Nous nous sommes crus seuls
et ce n'était pas vrai
Je vis de mille morts et tu m'enseignes à vivre
'Tombeau de Paul Eluard', extraits.
LE SILENCE ET DORS
L'oreille au guet de longue absence
écoute aux portes du sommeil
Elle écoute au creux du silence
le bleu du ciel marcher pieds nus
le long tic-tac de l'espérance
l'horloge au pas triste et têtu
Elle écoute mûrir les fruits
croître les fleurs et pousser l'herbe
et le ressac que fait la nuit
en brassant sa moisson de gerbes
Elle écoute très noir grillon
chantant déjà dans notre automne
la mort cachée dans nos sillons
racler sa viole monotone
L'oreille au guet de longue absence
écoute aux portes défendues
ET ENCORE LA MEME CHOSE
Je dis simplement la merveille
la modestie du ciel vivant
le petit pesant d'or d'une abeille
l'éclat du sel qui est tout blanc
toi différente mais pareille
Je dis simplement la merveille
de tous les jours te retrouver.
Le champ d'avoine légère respire au vent imperceptible
à côté du blé au garde-à-vous roide dans son pourpoint
La chatte noire invisible fait sa couleuvre
et se faufile entre les tiges à ras du sol
Elle ėmerge en miaulant dans le froissement des épis
nette comme un caractére à l'encre de Chine
sur fond de sable d'or et de soleil en paille
(" Claude Roy, un poète")
L'enfant qui est dans la lune
Cet enfant, toujours dans la lune,
s'y trouve bien, s'y trouve heureux
Pourquoi le déranger ? La lune
est un endroit d'où l'on voit mieux .
LA DEMOISELLE ET LA BICHE
Vous avez fait un vilain rêve,
mademoiselle Noémie.
Vous étiez biche dans les bois.
Des chasseurs vous chassaient sans trêve,
votre cœur était aux abois.
Mais le matin enfin se lève
et vous retrouvez vos amis.
Car vous n'êtes pas la biche au bois
mademoiselle Noémie,
et vous reprenez vos esprits.
Mais dans la forêt du sommeil
erre une biche triste et douce
qui se sent seule lorsque s'éveille
mademoiselle Noémie.
La biche a eu toute la nuit
une meute folle a ses trousses
mais elle avait une amie
qui partageait sa longue course.
La voilà seule dans les bois.
Où donc s'en est allée l'amie
qui lui a tenu compagnie ?
La biche pleure.
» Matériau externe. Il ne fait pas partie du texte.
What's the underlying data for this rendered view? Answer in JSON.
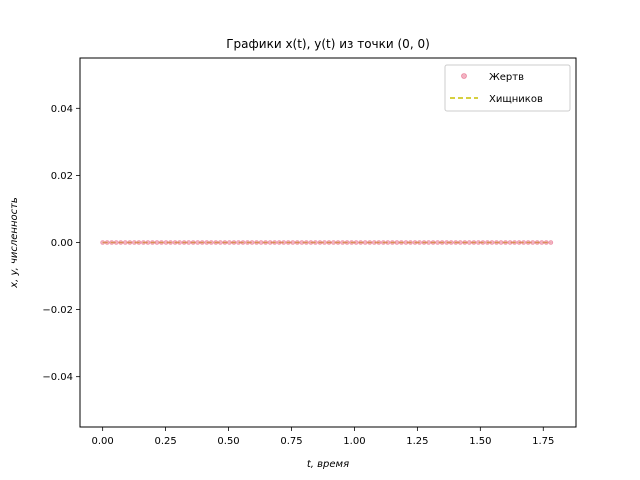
{
  "chart_data": {
    "type": "line",
    "title": "Графики x(t), y(t) из точки (0, 0)",
    "xlabel": "t, время",
    "ylabel": "x, y, численность",
    "xlim": [
      -0.09,
      1.88
    ],
    "ylim": [
      -0.055,
      0.055
    ],
    "xticks": [
      "0.00",
      "0.25",
      "0.50",
      "0.75",
      "1.00",
      "1.25",
      "1.50",
      "1.75"
    ],
    "xtick_values": [
      0,
      0.25,
      0.5,
      0.75,
      1.0,
      1.25,
      1.5,
      1.75
    ],
    "yticks": [
      "−0.04",
      "−0.02",
      "0.00",
      "0.02",
      "0.04"
    ],
    "ytick_values": [
      -0.04,
      -0.02,
      0.0,
      0.02,
      0.04
    ],
    "grid": false,
    "legend_position": "upper-right",
    "x_range": [
      0,
      1.78
    ],
    "num_points": 100,
    "series": [
      {
        "name": "Жертв",
        "marker": "circle",
        "color": "#e8728f",
        "constant_value": 0.0
      },
      {
        "name": "Хищников",
        "linestyle": "dashed",
        "color": "#c8c000",
        "constant_value": 0.0
      }
    ]
  }
}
Elle a froid
et se demande où est partie
mademoiselle Noémie.
« Jamais je ne pourrai »
Jamais jamais je ne pourrai dormir tranquille aussi longtemps
que d'autres n'auront pas le sommeil et l'abri
ni jamais vivre de bon cœur tant qu'il faudra que d'autres
meurent qui ne savent pas pourquoi…
AMOUR
Les bidons du laitier le chant du rossignol
le grondement lointain du métro souterrain
n'éveillent pas les morts dormant à l'entresol
Roméo Roméo Juliette tend la main
Orphée cherche Eurydice en vain dans le couloir
mais le réveil sonne et c'est déjà demain
et c'est déjà ce soir et déjà Paris-Soir
déjà le résultat des courses du destin
et déjà l'apéro que l'on siffle au comptoir
Le boulanger distrait colle un ticket de pain
Tristan appelle Iseut mais Tristan perd son temps
et le Mort en bâillant s'en va clopant-clopin.
La Mort s'en va Quand on est mort c'est pour
longtemps
Mais moi j'ai dans mes bras une fille endormie
à qui je fais l'amour sorte de passe-temps
Mais moi j'ai dans mes bras une fille endormie.
Il suffit d'une étoile à portée de la main
pour conjurer le sort Dormez enfants du jour vos paupières demain
reconnaîtront les morts.
Ils vous apporteront ce qu'ils aimaient le mieux
ce qui ne déçoit point Les ombres du couchant les fontaines les lieux
l'odeur triste du foin
S'ils laissent un matin un arbre un écureuil
un oiseau qu'on entend Remerciez-les avant qu'ils ne passent le seuil
après il n'est plus temps
Ne méprisez jamais les dons que font les morts
ils n'ont pas autre chose Le choix n'est pas si grand quand on est loin du port
et jamais ne repose.
Seul un mot quelquefois peut passer au travers
un mot tout simplement qui te va comme un gant,
un mot lettre-à -la poste, un vrai mot coeur-ouvert,
un mot qui vient du clair et qui retourne au vent.